The example below uses the bundled offline GBIF-style example table rather than a live web query.

occ_raw <- utils::read.delim(ext_file("occ_example_4sps.csv"), sep = "\t", stringsAsFactors = FALSE)
occ_raw$input_search <- occ_raw$species
occ_gbif <- gbif.range:::getGBIF(occ_raw)

# Build a coarse grid that spans the example records.
grid <- terra::rast(
  xmin = min(occ_gbif$decimalLongitude) - 1,
  xmax = max(occ_gbif$decimalLongitude) + 1,
  ymin = min(occ_gbif$decimalLatitude) - 1,
  ymax = max(occ_gbif$decimalLatitude) + 1,
  resolution = 10,
  crs = "EPSG:4326"
)

# Keep at most one record per species and grid cell.
obs_thin <- obs_filter(occ_gbif, grid)
head(obs_thin)
#>           Species        x         y
#> 1 Crocuta crocuta 34.23704  -0.99994
#> 2 Crocuta crocuta 24.23704 -20.99994
#> 3 Crocuta crocuta 44.23704   9.00006
#> 4 Crocuta crocuta 24.23704 -10.99994
#> 5 Crocuta crocuta 34.23704 -20.99994
#> 6 Crocuta crocuta 14.23704 -20.99994

This kind of thinning does not replace ecological cleaning or taxonomic checks, but it can be a useful way to reduce local clustering before plotting or model calibration.

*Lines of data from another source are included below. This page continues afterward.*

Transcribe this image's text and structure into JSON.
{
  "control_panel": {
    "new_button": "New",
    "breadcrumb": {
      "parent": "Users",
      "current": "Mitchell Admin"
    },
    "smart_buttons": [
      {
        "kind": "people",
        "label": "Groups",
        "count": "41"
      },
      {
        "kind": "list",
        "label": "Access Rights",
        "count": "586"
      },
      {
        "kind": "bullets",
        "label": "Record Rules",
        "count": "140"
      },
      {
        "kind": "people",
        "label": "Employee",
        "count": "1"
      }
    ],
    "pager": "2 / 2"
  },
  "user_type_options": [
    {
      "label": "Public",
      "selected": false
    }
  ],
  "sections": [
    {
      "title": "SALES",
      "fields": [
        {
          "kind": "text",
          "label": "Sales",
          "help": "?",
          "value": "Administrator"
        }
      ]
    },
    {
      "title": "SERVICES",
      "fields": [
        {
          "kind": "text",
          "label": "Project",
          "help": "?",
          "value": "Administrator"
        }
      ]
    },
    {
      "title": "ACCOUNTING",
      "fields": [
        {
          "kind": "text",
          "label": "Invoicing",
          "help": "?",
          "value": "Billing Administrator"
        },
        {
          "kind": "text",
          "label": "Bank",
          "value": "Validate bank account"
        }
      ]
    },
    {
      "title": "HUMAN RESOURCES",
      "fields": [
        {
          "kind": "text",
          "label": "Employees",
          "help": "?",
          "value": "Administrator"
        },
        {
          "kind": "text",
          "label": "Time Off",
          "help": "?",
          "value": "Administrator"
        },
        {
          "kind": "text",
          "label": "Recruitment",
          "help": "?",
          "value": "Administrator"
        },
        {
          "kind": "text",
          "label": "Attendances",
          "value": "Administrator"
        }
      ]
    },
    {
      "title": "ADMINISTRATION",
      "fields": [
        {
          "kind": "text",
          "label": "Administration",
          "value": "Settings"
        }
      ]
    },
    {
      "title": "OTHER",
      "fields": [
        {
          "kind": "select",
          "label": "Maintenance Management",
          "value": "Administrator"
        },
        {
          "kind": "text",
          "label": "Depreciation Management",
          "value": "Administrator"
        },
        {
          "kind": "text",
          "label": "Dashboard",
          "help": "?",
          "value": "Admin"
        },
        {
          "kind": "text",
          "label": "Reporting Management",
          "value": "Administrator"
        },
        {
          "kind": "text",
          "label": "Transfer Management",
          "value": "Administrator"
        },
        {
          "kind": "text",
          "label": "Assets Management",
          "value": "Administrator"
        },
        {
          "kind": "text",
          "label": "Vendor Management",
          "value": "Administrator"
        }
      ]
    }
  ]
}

Dense clusters of records can easily dominate visual inspection or downstream calibration even when they add little new geographic information, so this kind of lightweight aggregation is often worth doing early.

Explicit tiling workflows

get_gbif() handles tiling internally, but make_tiles() is available when you want to create GBIF-ready geometry tiles yourself:

tiles <- make_tiles(terra::ext(-20, 40, 0, 60), nsize = 5)
tiles[[1]]

This is mostly useful for custom rgbif workflows or explicit diagnostics of how an extent is being subdivided.

Reproducible GBIF citation

Once one or more get_gbif() calls have been made, get_doi() can be used to generate a GBIF-derived DOI reference for those records:

doi_url <- get_doi(obs_tiger)
doi_url

This is a small function, but it is scientifically important because it improves traceability and citation of the exact GBIF-derived datasets used in an analysis.

Take-home message

The GBIF-facing side of gbif.range is built around a clear sequence:

inspect the GBIF backbone taxon concept with get_status(),
count likely record volume with get_gbif_count(),
download filtered occurrences with get_gbif(),
optionally thin or aggregate them with obs_filter(),
cite the resulting GBIF-derived datasets with get_doi().

That sequence keeps taxonomic interpretation, record selection, and reproducibility visible before range inference begins.